Hydro One: du potentiel, mais risque de panne de croissance

Publié le 01/06/2018 à 13:40

Hydro One: du potentiel, mais risque de panne de croissance

Publié le 01/06/2018 à 13:40

Par Stéphane Rolland

Photo:123rf

Le courant ne passe pas entre les Ontariens et Hydro One (H). L’ancienne société d’État privatisée par les libéraux de Kathleen Wynne est devenue la cible du mécontentement des électeurs. Le titre en fait les frais. Les analystes voient d’un bon oeil le distributeur d’électricité, mais les multiples sources d’inquiétude freinent la moitié d’entre eux. 

Robert Kwan, de RBC Marchés des capitaux, trouve le titre attrayant, mais il reconnaît que les préoccupations de ses collègues sont justifiées. «L’action pourrait plafonner dans les prochains mois en raison de plusieurs manchettes défavorables en lien avec les élections et plusieurs décisions réglementaires (prix de l’électricité en Ontario et modalités réglementaires de l’acquisition d’Avista (AVA) aux États-Unis)», résume l’analyste.
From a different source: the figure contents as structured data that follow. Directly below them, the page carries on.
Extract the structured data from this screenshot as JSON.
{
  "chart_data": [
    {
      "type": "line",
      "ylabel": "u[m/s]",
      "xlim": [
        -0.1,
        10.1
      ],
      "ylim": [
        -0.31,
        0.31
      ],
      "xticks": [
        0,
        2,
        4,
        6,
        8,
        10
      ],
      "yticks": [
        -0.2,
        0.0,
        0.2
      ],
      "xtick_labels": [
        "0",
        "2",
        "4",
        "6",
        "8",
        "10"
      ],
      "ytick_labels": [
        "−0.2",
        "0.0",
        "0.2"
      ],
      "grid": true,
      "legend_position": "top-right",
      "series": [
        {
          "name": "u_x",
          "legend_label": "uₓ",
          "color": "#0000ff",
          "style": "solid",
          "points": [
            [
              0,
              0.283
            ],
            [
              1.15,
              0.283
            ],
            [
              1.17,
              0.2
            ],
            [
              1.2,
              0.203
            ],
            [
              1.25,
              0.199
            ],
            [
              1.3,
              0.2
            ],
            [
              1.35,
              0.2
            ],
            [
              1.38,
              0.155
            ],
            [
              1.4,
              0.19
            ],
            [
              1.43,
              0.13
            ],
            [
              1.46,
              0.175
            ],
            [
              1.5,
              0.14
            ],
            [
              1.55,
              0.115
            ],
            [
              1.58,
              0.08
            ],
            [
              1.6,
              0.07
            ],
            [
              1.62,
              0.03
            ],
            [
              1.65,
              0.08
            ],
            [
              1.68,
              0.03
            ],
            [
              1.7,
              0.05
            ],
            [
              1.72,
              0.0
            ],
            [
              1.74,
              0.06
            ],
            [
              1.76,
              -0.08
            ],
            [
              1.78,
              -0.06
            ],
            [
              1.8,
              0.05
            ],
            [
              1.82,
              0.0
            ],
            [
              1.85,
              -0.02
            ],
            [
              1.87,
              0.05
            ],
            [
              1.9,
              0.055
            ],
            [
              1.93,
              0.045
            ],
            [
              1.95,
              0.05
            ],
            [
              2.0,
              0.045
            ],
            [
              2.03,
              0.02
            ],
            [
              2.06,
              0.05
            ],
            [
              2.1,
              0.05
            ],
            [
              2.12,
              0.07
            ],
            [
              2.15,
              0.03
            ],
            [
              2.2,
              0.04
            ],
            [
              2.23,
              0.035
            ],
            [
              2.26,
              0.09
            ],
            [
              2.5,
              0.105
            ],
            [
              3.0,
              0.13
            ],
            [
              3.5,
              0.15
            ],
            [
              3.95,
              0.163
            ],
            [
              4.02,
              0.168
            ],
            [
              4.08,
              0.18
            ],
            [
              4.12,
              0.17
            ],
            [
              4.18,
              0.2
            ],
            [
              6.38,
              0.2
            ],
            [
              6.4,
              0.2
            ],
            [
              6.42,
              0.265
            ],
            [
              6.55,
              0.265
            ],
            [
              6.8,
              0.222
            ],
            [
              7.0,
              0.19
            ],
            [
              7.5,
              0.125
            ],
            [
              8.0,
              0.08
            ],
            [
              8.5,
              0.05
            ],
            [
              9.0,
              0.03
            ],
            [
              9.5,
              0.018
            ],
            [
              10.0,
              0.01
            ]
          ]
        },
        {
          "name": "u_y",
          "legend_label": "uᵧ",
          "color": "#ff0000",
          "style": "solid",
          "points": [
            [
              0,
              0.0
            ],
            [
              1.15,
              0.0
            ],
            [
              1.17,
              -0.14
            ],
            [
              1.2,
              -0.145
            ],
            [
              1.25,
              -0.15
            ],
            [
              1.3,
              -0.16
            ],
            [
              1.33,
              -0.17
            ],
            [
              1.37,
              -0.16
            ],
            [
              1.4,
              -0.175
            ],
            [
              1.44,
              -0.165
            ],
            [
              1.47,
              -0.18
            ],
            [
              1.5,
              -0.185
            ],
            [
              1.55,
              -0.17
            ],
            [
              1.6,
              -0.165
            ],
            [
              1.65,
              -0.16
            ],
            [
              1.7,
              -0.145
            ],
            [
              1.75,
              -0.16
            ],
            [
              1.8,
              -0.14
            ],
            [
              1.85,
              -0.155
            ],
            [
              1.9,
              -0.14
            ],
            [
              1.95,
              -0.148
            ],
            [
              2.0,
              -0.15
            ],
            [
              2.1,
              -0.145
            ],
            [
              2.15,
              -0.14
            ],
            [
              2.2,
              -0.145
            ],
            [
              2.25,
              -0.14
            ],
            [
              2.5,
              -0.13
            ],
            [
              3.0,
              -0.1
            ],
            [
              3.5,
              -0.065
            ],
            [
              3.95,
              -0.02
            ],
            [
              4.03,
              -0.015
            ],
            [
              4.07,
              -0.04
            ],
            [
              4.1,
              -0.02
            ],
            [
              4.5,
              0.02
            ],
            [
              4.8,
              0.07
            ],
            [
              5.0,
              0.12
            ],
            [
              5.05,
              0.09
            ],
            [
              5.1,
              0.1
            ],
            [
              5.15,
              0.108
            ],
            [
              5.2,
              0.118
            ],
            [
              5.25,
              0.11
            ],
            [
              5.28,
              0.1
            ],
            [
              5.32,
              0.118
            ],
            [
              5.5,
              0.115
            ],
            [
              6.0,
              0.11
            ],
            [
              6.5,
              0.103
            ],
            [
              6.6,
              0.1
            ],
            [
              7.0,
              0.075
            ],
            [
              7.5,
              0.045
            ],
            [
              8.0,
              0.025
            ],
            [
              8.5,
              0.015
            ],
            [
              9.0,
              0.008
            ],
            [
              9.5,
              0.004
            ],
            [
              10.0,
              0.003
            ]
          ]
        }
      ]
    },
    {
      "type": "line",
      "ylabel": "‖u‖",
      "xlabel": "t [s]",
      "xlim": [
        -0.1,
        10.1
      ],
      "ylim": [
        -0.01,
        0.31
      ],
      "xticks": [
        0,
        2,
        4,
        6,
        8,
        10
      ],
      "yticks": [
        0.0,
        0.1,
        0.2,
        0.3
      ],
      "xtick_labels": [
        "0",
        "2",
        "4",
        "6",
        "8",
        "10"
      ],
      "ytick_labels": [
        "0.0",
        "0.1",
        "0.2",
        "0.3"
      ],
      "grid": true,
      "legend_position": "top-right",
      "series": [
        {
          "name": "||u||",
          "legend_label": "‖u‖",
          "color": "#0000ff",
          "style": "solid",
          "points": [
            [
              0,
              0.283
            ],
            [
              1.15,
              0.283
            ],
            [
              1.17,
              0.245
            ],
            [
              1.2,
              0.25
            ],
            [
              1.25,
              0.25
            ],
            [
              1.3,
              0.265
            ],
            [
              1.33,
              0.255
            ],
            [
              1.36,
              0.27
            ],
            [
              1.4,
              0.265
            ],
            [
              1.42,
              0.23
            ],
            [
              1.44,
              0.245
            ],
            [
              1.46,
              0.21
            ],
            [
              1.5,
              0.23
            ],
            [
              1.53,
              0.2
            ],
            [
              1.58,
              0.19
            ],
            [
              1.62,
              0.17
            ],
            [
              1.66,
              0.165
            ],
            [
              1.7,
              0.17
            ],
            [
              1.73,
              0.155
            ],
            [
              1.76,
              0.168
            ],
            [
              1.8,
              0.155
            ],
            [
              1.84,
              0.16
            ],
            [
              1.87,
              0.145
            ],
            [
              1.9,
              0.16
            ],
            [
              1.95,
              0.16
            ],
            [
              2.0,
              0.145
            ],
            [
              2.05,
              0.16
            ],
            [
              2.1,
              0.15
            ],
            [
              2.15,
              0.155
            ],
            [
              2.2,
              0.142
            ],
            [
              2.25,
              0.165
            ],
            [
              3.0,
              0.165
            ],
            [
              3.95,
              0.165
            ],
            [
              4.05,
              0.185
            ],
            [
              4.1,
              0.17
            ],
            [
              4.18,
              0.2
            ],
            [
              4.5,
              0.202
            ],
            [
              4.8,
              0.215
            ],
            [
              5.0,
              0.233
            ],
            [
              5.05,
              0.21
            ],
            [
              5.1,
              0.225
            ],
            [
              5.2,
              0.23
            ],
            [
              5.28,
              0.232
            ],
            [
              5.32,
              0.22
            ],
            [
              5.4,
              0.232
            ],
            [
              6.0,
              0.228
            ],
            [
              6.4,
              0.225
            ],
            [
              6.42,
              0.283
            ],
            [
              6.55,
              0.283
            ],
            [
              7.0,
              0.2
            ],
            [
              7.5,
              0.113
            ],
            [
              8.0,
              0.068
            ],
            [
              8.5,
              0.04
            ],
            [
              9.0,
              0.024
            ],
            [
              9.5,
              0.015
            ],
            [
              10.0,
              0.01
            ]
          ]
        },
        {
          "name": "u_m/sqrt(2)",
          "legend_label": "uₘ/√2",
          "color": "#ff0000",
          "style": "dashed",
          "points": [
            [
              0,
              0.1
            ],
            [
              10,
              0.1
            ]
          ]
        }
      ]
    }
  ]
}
Il choisit tout de même le camp des optimistes avec une recommandation «surperformance» et une cible à 25$. À 13,8 fois les bénéfices de 2019, le titre s’échange à un rabais de 50 points de base par rapport aux sociétés comparables, note l’analyste. Le rendement du dividende est de 4,3%.

Robert Catellier, de Marchés mondiaux CIBC, partage sensiblement la même opinion : le titre s’échange à un prix attrayant, mais les manchettes vont peser sur celui-ci. Par contre, il juge que ces incertitudes rendent l’action moins attrayante à court terme. Il émet donc une recommandation «neutre» avec une cible à 24$.

La divergence entre les deux experts traduit bien l’humeur sur Bay Street. Des 15 analystes qui suivent le titre, 7 ont une recommandation d’achat, 6 restent sur les lignes de côté et deux suggèrent de vendre, selon une recension effectuée par Reuters.

La politique

Sur le front électoral, la décision de privatiser Hydro One revient hanter la première ministre libérale Kathleen Wynne, qui est en mauvaise posture pour le scrutin du 7 juin. Bien que les tarifs soient encore réglementés, les Ontariens sont insatisfaits de l’augmentation des prix de l’électricité. La hausse de la rémunération des hauts dirigeants a notamment ravivé la grogne.

Les conservateurs de Doug Ford promettent de virer le conseil et le PDG. Le Nouveau Parti démocratique (NPD) d’Andrea Horwath a promis de renationaliser l’entreprise sur une période de quatre ans. «L’Ontario a une longue histoire de tensions politiques liées au secteur électrique qui date de la création de l’Hydro Electric Power Commission of Ontario en 1906 », constate Andrew Kuske, de Credit Suisse. Le bruit politique risque d’entourer l’entreprise jusqu’à l’élection du 7 juin, et probablement au-delà.»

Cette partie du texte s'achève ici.